[ This article was first published in the October, 2009, issue of
Larry’s Final Cut Pro Newsletter. Click here to subscribe.
Updated December 2009. ]
Earlier this week, Apple announced a new video format – iFRAME – specifically to improve the import and editing of HD images.
Apple’s support site states:
The iFrame Video format is designed by Apple to speed up importing and editing by keeping the content in its native recorded format while editing. Based on industry standard technologies such as H.264 and AAC audio, iFrame produces small file sizes and simplifies the process of working with Video recorded with your camera.
Currently, only Sanyo has announced cameras that support the new format:
SANYO North America Corporation (SANYO) today introduces its high-end Dual Cameras, the VPC-HD2000A and the VPC-FH1A, as the world’s first camcorders to offer compatibility with iFrame, a next generation video format designed specifically to allow users to easily import, edit and share high quality videos.
There are several important notes about this announcement:
I am very curious to see if other camera manufacturers adopt the format – and whether Apple decides to support it within Final Cut Pro.
For me, the big news is that this is the first of a long series of steps needed to reconcile the differences between video and computer formats to reduce the conversions we need to make when editing video on our Macs.
UPDATE – DECEMBER, 2009
A blogger ostensibly covering the video industry took Apple to task for this format with a diatribe that was both ill-informed and unnecessarily harsh. (Note: If you don’t know what you are talking about, standing around yelling doesn’t make you more believable.)
Anyway, JJ Semple sent me his take on this new format (I’ve edited this a bit for space reasons):
I think he (the blogger) is very shortsighted. The point here, it seems to me, is to break with legacy holdover habits that have complicated film, video, and computer editing for years. SIMPLIFY.
I come from a film editing background, worked for NBC News in the 60s and features in the 70s on 16 and 35mm. It was labor intensive, but much simpler workflow-wise. Cut up the scenes, hang them in barrels. Throw everything on a synchronizer and a Moviola. Edit, Match and Mix.

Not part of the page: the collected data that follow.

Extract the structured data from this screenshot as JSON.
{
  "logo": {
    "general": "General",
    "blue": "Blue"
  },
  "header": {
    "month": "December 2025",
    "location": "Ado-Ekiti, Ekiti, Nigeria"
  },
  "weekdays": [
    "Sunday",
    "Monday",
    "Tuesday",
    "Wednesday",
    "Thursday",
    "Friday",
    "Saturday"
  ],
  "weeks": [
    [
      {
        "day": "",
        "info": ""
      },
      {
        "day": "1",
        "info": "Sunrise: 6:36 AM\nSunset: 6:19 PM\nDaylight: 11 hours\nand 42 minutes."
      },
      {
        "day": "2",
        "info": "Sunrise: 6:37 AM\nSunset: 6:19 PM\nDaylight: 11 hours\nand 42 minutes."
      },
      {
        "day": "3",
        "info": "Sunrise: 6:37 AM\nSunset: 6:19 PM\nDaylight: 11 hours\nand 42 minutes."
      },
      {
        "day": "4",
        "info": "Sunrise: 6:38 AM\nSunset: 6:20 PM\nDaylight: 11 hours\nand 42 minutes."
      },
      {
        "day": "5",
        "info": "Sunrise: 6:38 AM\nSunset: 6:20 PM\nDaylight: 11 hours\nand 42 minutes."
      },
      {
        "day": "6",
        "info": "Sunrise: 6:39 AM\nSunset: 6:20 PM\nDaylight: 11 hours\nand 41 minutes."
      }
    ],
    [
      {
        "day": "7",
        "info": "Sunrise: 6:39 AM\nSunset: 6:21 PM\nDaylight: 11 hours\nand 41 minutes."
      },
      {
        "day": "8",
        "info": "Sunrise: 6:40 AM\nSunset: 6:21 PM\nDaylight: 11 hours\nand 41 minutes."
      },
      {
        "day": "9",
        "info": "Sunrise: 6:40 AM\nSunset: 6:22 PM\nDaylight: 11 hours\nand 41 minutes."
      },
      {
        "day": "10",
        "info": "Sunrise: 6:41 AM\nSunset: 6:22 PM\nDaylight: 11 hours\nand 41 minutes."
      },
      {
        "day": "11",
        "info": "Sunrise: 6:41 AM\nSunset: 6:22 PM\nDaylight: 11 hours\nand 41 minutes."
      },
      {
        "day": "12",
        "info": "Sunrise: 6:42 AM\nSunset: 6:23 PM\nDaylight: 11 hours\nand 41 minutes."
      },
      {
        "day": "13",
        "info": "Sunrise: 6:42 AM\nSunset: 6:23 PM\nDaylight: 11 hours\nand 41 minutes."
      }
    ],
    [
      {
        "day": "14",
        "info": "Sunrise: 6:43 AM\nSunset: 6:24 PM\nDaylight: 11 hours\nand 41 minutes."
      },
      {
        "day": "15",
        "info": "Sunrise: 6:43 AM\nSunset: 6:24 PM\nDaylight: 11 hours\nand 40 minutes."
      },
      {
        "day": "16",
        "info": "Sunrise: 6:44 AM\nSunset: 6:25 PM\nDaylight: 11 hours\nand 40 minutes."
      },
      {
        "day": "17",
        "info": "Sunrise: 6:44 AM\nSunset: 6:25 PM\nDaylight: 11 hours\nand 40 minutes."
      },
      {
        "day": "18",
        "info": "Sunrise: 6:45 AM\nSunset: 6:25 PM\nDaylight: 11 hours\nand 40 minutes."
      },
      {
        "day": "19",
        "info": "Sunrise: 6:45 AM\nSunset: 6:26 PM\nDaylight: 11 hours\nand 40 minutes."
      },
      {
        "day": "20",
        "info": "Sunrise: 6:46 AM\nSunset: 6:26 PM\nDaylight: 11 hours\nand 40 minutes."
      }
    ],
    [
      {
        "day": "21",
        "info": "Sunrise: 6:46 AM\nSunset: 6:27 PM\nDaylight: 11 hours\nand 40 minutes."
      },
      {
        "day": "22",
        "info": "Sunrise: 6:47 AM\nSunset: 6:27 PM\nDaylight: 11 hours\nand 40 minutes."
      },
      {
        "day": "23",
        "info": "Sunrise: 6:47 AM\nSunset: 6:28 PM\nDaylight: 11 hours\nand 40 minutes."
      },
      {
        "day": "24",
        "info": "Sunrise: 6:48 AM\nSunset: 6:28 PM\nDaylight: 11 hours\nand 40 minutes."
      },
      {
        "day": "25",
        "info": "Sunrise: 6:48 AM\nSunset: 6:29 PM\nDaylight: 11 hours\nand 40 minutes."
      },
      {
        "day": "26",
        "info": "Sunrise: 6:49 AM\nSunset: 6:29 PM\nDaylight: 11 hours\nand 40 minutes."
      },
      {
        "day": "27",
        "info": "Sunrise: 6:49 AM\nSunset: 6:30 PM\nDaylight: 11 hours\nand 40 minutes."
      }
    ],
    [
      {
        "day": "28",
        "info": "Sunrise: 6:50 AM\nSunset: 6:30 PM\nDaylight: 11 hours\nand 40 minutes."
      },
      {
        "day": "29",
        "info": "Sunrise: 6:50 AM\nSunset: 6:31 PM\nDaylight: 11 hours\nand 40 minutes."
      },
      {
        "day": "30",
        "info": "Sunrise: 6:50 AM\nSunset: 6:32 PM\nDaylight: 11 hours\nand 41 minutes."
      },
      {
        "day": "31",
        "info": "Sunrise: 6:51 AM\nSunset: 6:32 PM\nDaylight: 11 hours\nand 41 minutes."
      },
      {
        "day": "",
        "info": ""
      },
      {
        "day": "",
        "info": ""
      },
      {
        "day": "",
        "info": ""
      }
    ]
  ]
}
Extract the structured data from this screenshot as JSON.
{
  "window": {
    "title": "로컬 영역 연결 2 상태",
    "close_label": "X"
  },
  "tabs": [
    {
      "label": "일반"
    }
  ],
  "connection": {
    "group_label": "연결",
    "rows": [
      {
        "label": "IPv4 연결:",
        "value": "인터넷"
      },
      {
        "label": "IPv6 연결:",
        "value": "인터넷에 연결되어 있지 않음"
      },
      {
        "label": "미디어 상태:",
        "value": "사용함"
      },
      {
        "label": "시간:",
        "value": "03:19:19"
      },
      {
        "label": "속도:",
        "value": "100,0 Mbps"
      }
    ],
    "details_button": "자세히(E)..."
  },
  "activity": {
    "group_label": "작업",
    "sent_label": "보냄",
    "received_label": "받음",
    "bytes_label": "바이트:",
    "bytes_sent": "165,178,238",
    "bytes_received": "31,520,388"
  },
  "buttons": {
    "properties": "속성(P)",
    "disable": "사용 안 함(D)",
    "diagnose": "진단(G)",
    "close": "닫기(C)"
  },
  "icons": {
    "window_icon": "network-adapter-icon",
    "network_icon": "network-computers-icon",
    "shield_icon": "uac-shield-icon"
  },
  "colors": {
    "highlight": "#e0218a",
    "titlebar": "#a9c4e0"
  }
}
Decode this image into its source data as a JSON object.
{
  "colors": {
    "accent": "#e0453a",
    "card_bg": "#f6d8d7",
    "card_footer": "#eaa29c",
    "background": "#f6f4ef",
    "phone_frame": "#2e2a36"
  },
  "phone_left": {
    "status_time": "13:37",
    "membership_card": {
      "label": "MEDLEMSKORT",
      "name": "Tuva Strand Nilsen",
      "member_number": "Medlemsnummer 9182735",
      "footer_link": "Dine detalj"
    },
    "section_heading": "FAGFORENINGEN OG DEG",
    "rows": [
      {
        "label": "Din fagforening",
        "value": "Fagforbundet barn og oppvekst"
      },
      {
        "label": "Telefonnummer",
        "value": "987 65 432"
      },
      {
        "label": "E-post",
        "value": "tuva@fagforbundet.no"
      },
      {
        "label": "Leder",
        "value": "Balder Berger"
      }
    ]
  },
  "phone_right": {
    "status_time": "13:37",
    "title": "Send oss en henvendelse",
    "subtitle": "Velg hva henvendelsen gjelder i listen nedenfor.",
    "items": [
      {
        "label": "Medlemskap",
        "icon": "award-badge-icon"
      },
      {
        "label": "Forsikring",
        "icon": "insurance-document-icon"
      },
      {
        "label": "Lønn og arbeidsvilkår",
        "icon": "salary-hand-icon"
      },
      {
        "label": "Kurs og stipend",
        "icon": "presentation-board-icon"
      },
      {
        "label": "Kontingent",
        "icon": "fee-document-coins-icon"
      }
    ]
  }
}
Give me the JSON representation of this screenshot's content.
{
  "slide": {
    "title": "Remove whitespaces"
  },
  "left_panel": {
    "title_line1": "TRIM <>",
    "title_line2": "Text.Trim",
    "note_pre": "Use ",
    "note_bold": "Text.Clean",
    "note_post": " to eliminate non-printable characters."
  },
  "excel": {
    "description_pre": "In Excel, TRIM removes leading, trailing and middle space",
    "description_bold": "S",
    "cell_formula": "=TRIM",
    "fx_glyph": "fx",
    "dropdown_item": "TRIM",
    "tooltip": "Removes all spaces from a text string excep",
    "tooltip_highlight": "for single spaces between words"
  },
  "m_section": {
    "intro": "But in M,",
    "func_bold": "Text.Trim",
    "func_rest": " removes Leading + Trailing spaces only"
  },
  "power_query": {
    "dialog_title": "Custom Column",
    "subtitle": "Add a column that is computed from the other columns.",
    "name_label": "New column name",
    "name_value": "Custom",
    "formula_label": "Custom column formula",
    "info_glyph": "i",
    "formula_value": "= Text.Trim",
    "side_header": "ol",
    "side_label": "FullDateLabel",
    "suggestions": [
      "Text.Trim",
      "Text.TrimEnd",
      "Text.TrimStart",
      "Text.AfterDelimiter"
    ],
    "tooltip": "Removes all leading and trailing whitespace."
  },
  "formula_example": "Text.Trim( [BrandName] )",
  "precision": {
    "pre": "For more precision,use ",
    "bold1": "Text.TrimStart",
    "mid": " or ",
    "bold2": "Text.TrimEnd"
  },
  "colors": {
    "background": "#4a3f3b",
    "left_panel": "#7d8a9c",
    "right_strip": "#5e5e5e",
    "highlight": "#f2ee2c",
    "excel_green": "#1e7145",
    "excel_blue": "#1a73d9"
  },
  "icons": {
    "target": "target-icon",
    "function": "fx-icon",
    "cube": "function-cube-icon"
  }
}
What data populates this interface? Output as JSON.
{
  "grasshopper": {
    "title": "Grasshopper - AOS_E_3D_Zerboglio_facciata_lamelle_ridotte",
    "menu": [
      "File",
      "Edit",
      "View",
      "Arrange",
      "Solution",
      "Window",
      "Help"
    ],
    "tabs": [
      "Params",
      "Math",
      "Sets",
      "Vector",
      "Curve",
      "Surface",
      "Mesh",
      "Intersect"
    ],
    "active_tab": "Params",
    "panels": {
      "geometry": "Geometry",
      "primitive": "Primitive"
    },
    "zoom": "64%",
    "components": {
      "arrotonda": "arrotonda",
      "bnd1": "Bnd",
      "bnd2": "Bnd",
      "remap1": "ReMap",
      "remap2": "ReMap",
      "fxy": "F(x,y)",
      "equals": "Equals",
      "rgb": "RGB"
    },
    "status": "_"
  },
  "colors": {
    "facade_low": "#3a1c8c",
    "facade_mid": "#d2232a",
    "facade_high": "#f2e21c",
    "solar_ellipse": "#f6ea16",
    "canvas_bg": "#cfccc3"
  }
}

In 1995, I directed a short film in 35mm. I had not cut film myself for many years and wanted to work with a young editor who knew and used all the new techniques. Suffice it to say I was appalled at the convoluted process he had to use. Transferring the 35mm to videotape via telecine and digitizing it to work with on a computer, 23.96 and all the makeshift work arounds: pulldown, progressive vs. interlaced, bit rate. Heck, even back then I saw that digital video would eventually replace film. And if it did, computers would rule the day. What’s more, because everything would be handled by computers, there would be no reason to retain oddball frame rates like 23.96 and 29.97. You could set a computer to do anything you wanted so why not, right from the beginning, set it to some sensible, logical standard that makes it easy in terms of resolution and frames per second. Computers can work at any speed you choose (11 fps, why not?); all you need to do is to be consistent down the line, as long as it offers quality and simplicity. Here is an opportunity for fewer standards, not more.
The first issue is not resolution, but frame rate consistency. Make a camera that would shoot at 60p frames or whatever frame rate is the best, capture on HDs, drag the files over to computers that understood 60p. If you wanted other resolutions, just make sure they had logical ties to the base standard.
If it’s done correctly, in sixty years, people will no longer remember all the mess, they’ll be happy working with simple drag-and-drop tools. What separates the pros and the amateurs won’t be technical knowledge, but experience and ability.
Case in point. I do most of my work for the web ( http://www.jordansemple.net/my_2008-09_video_highlights.html). I love the video quality of my Canon HV30 and XH-A1, but I hate tape-based capture. Makes me hark back to my 16mm days. As soon as the workprint came back from the lab, I’d sync it up and start separating the clips in a barrel. It was actually much easier than tape capture. Why? Greater reliability.
So if you could capture to the optimal resolution on a removable HD, insert said HD into a computer slot, drag the files into FCP and not worry about frame rates and pulldown and interlacing, wouldn’t that make everyone’s life and workflow a lot easier? And speaking of workflow, where did the term come from? It only appeared since the dawn of the digital age. Back then, we didn’t need no stinkin’ workflow; we just watched what the editors did and when we got a chance to do it, we copied them. We didn’t have to think about what am I going to do next. Now I have notes to myself all over the place with workflow diagrams, trying to simplify my every process.
Moreover, eventually, if we were able to shoot and edit iFrame at any resolution, not only would capture cards become extinct, but FCP wouldn’t need to be as complicated. The whole process would consist of a reliable shooting device, reliable storage, editing tools that featured editing over technology, and much simpler distribution. Imagine a utility that would break a file into clips. Drag the file off the SD card onto the utility and it put the clips into bins because in the camera you were able to set logical scene-based markers. You open the software (FCP or something better) and you start arranging the clips on the timeline. Whole thing is over in seconds…
Make it simple and the rest will follow.
Larry replies: Thanks, JJ, for your thoughts.